The “fight for $15” continues to be part of the national conversation around employment as the 2020 presidential campaign heats up.
As the cost of living in many cities continues to increase, ensuring that everyone receives a higher baseline wage sounds great, but what are the implications for the economy overall? The Congressional Budget Office (CBO) studied those effects and reported them earlier this year.
As with a lot of things in politics, the reaction to the report was mixed. Some saw it as a reason to hold off on raising the minimum wage, while others questioned the CBO’s methods and whether its conclusions are really accurate.
The federal minimum wage is currently $7.25 per hour and has not changed since 2009, although about half of the states have raised it on their own over the past few years, according to the National Conference of State Legislatures.
In 2018, about 1.7 million people were working jobs at or below the federal minimum wage. While some of these workers are teenagers starting their first jobs, most are adults, according to the Bureau of Labor Statistics.
Many of the states that have raised wages are doing so on a sliding scale, with wages going up a dollar or two each year over the next 3-5 years. This sliding scale approach, the states argue, gives businesses time to adjust to paying employees more while still putting more money in workers’ paychecks.
Over the past few years, the “fight for $15” movement has taken hold in Democratic politics, with at least a dozen of the 2020 presidential candidates supporting a $15 minimum wage.
In July, the U.S. House passed the Raise the Wage Act, which would increase the federal minimum wage to $15 by 2025. The Democrat-supported bill passed 231-199, mostly along partisan lines, though six Democrats opposed it and three Republicans supported it. The Senate’s GOP majority, however, is unlikely to take up the bill, and President Trump is not likely to sign it.

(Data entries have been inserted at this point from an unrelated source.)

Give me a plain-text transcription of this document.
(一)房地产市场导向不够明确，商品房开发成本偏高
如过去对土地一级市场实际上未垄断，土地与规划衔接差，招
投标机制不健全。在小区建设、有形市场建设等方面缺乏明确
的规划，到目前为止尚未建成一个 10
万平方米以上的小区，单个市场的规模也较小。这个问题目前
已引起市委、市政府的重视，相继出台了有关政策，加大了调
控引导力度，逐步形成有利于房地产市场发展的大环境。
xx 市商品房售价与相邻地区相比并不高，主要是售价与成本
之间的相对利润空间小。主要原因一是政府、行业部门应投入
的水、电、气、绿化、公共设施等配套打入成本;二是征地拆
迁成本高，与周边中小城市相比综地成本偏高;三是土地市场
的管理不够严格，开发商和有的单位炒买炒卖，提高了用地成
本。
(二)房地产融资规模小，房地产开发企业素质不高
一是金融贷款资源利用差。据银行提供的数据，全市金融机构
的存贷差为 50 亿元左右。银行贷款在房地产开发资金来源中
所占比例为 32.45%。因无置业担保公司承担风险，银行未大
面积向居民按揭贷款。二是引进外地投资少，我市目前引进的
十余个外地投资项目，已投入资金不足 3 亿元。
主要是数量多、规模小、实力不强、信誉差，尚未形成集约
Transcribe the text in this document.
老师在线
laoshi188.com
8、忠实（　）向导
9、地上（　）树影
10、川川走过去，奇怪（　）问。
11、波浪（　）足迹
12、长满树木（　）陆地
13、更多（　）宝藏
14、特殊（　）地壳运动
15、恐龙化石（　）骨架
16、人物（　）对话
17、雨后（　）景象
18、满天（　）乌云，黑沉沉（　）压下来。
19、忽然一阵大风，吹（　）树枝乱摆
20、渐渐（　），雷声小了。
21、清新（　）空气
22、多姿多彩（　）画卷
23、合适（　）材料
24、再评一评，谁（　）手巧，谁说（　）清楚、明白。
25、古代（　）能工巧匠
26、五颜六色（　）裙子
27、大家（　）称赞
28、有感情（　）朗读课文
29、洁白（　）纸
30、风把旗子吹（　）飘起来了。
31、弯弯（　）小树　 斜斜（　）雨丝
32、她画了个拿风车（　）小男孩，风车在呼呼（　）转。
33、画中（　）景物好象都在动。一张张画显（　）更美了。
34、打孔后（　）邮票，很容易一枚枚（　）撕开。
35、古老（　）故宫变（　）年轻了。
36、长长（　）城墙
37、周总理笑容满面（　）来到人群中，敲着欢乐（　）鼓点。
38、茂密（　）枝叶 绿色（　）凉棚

The CBO studied the respective impacts of raising the federal minimum wage to $10, $12, and $15. Its report found that raising the minimum wage to $15 would result in higher pay for at least 17 million workers by 2025 — but could cause as many as 3.7 million workers to lose their jobs as employers look to streamline operations in light of higher wages.
The CBO also concluded that a $15 minimum wage would lift an estimated 1.3 million people out of poverty by 2025. This presents a difficult challenge for lawmakers as they try to find the right balance between increasing wages and preserving jobs.
As one might expect, the number of job reductions decreases if the minimum wage increases to $12 or $10 per hour, but so does the number of people who would move above the poverty line.
According to the CBO, a $12 minimum wage would increase wages for about 5 million people, while the number of people living below the poverty line would fall by about 500,000. A $10 federal minimum wage would raise wages for 1.5 million workers while having a negligible effect on the poverty rate.
Reaction to the CBO report was split across partisan lines, with Republicans sounding the alarm about the potential job losses while Democrats focused on the standard of living increases for low-income Americans.
According to the New York Times:
“This report confirms what we already knew about House Democrats’ Raise the Wage Act,” said Representative Steve Womack of Arkansas, the top Republican on the Budget Committee, “American workers and families will lose their jobs if this bill is enacted.”
“As a group, low-wage workers would be just unambiguously better off,” said Heidi Shierholz, policy director at the Economic Policy Institute, a liberal think tank that has long pushed for minimum wage increases. “The bottom line is the benefits exceed the costs.”
With the stalemate in Washington over the Raise the Wage Act, it’s unlikely that any significant federal policy changes will happen before the next presidential election.